Following changes were made: • Change to the inclusion/exclusion criteria. Inclusion criterion 1 and exclusion criterion 8 were reworded in order to comply with local requirements regarding age of minors and adults. Exclusion criterion 6 was modified to allow more severely compromised subjects into the study by reducing the lower cut-off for % predicted FVC from 40% to 30%. • Change to the sample size. Sample size was increased from approximately 86 to approximately 96 as a result of modification to the exclusion criteria for % predicted FVC (the primary endpoint) and using a more conservative 10% estimate for missing data.

Following changes were made: • Minor editorial: spelling, punctuation, grammar and syntax. • Updated: abbreviations, table of contents, table footnotes and references. • Updated flow charts to reflect study procedures and to clarify that AEs and concomitant medication use information were to be collected at each visit to assure that information was kept up to date. • Renumbered: sections, table footnotes and citations and references. • Reformatted tables. • Extended screening period: screening phase (time from signing of informed consent form [ICF] to start of study treatment) should not exceed 14 days, but could be extended to a maximum of 8 weeks in pre-specified situations. • Added re-screening details: Subjects re-screened once when clinical condition changed. Subjects who were screen failed because FVC% predicted was >85% might be re-screened only if clinically relevant worsening respiratory condition related to Pompe Disease and not related to intercurrent illness as assessed by Investigator occurs. In rescreening, subject would be first screened failed in interactive voice/web response system, would sign new written ICF and new subject number would be provided. All screening assessments/procedures would had to be performed again, except GAA genotyping. • PFT details updated: Subjects might repeat assessment once up to 3 times within Screening Visit time window in case of failed quality as determined by central laboratory. • Clarified ADA tests: Subjects in neoGAA treatment arm would be tested for anti-neoGAA antibodies and subjects in glucosidase alfa treatment arm would be tested for anti-alglucosidase alfa antibodies. In open label follow-up phase, subjects from alglucosidase alfa treatment arm who had switched to neoGAA would be tested for both anti-alglucosidase alfa antibodies and anti-neoGAA antibodies. Subjects who were +ve for anti-neoGAA antibodies would be tested to determine if antibodies cross-react with alglucosidase alfa.

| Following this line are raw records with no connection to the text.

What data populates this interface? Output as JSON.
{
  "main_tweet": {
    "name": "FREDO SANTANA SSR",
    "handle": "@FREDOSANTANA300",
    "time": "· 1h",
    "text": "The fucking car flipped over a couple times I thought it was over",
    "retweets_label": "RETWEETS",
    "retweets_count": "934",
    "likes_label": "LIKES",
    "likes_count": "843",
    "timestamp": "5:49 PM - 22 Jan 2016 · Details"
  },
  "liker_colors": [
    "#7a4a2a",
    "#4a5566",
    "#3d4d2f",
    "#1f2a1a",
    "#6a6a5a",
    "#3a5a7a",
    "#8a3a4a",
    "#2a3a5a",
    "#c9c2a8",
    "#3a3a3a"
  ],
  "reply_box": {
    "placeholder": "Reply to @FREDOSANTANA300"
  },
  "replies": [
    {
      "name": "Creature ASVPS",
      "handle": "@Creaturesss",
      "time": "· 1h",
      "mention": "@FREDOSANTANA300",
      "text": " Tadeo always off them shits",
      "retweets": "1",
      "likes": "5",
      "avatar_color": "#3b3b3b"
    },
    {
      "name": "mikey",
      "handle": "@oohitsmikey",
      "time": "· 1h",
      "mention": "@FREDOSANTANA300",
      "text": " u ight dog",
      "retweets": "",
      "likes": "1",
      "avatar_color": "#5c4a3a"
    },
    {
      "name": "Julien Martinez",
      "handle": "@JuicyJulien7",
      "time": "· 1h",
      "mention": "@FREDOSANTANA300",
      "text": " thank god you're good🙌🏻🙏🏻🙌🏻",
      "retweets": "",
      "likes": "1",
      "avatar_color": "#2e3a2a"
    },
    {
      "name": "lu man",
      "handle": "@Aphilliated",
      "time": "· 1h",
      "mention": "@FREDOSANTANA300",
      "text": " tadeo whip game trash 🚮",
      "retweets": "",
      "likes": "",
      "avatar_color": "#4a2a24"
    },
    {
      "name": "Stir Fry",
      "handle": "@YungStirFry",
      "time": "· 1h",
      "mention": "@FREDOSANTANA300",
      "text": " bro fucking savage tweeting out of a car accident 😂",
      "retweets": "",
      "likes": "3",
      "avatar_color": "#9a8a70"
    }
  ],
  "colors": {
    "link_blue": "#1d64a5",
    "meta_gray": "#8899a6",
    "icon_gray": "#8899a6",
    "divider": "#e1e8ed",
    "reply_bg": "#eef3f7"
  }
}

Following changes were done: • In order to allow study subjects to continue to receive study drug after Week 145, study was extended to an additional period of up to 144 weeks (or until avalglucosidase alfa was approved in subject's country, whichever came first. • Enrollment of subjects aged 3 to <18 years had been challenging, mainly due to exclusion criterion related to respiratory function (requirements that FVC% predicted less than or equal to 85%). At end of recruitment, if <4 subjects 3 to <18 years were enrolled, in order to comply with Health Authority requirements to enroll a certain number of paediatric subjects, up to 2 additional paediatric subjects were to be enrolled directly in open-label avalglucosidase alfa long-term follow-up phase where they received avalglucosidase alfa. • In permitted countries, home infusion of avalglucosidase alfa in extension period was allowed. • Language was added in 'randomisation code-breaking during study' section, to document that an unblinded programmer prepared dataset for population pharmacokinetic analysis. • Updated statistical section: removed noninferiority test of 6MWT from testing order and used superiority instead for secondary endpoint of 6MWT in accordance with feedback from regulatory agency. Added superiority test of MEP to hierarchical testing and updated safety population definition. • Removed messenger ribonucleic acid test since it test was not performed. • Clarified conditions for temporary study drug discontinuation with Data Monitoring Committee consultation (eg, in case of abnormal liver function test). • HHD not required in Canadian sites. • Home infusion did not apply in France. • In the UK: updated extended open-label avalglucosidase alfa long-term follow-up period as ‘up to 144 weeks after last subject had been enrolled in study'.